„Daß dies zu etwas Gutem führt, kann niemand sich vorstellen“
Die dystopischen Zukünfte der Reproduktionsmedizin und der Aufstieg der Bioethik
Keywords:
Reproduktionsmedizin, Zukunft, Reproduktion, Bioethik, Biopolitik, Biomacht, Socio-technical ImaginariesAbstract
Fortschritte auf dem Terrain der Gen- und Reproduktionstechnologien werden regelmäßig von öffentlichen Deutungskämpfen flankiert, in denen Zukunftsbezüge in Gestalt technologischer Utopien und Dystopien Konjunktur haben – vom Unsterblichkeitsversprechen auf der einen bis zum Untergang der Menschheit auf der anderen Seite. Prototypisch zeigten sich solche Zukunftsvisionen in den im Beitrag untersuchten Debatten um die Reproduktionstechnologie der In-vitro-Fertilisation (IVF), die in den 1980er Jahren in den Printmedien in der BRD geführt wurden. Mittels qualitativer Inhaltsanalyse wurden eine Reihe privilegierter Gegenstände identifiziert, an denen die Konstruktion dieser polarisierten Zukünfte ansetzte. Herausgearbeitet wurde zudem, mithilfe welcher Narrative, Metaphern und literarischen Referenzen die – vor allem dystopischen – Zukunftsszenarien produziert wurden.

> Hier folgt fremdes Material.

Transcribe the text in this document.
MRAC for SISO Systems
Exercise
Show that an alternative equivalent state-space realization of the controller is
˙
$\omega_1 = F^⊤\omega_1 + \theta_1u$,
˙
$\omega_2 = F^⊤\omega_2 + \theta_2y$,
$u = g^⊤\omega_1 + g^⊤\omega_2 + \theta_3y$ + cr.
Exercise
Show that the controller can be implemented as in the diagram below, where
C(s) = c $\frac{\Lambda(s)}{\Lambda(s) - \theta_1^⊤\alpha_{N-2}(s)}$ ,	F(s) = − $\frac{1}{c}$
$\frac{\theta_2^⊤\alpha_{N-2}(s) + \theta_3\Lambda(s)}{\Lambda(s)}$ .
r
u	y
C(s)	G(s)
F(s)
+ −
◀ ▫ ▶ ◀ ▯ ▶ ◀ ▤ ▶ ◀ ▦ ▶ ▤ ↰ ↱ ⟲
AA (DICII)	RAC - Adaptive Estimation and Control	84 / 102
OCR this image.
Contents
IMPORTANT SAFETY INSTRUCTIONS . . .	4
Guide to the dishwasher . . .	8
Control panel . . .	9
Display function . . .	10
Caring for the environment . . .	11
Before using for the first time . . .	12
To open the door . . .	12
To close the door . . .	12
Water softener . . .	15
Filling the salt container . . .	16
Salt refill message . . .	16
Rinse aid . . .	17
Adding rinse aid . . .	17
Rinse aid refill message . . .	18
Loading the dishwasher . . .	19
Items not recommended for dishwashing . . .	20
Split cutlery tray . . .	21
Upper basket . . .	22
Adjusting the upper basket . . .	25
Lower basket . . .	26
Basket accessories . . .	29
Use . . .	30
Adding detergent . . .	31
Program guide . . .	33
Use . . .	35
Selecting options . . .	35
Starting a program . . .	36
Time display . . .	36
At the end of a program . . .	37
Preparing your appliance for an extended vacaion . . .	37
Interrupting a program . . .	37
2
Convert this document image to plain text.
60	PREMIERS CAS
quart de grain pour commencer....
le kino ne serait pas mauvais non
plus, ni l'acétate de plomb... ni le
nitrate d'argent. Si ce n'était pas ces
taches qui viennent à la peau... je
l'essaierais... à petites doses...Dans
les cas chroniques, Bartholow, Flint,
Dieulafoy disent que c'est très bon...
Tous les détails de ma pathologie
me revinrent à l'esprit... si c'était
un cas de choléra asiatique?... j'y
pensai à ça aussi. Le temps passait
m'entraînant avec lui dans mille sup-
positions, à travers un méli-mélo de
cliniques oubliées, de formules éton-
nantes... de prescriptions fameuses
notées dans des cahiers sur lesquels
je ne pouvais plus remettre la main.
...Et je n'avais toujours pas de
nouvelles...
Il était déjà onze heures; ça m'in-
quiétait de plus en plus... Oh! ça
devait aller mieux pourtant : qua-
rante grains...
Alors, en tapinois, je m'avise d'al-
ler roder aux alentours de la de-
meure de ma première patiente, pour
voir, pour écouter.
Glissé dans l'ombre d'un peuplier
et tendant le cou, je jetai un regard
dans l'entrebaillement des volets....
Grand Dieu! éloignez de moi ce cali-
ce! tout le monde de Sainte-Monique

Darüber hinaus zeigt der Beitrag, welche Konsequenzen diese „gegenwärtigen Zukünfte“ hatten, wie sie also die „zukünftige Gegenwart“ geprägt haben. Aus dem Bündel rekonstruierbarer Folgen dieser Auseinandersetzungen wird vor allem eine Konsequenz herausgegriffen, die im Zusammenhang mit der weiteren Produktion und Zirkulation von Zukunftsszenarien zentral ist: Die Institutionalisierung einer professionellen Bioethik in der BRD. Als Reaktion auf die Verschränkung kultur- und kapitalismuskritischer Dystopien in den massenmedialen Debatten und auf eigenen Zukunftsszenarien zweiter und dritter Stufe fußend, etablierte sich diese Bioethik als von Politik, Medizin und Wissenschaft getragene Instanz der Entwicklung und Bewertung von Zukünften, die qua Rationalisierung dem unkontrollierten „Wuchern der Diskurse“ über die technologische Zukunft Einhalt gebieten sollte und zur Disziplinierung reproduktiver Zukünfte in den Debatten über die neuen Reproduktionstechnologien führte.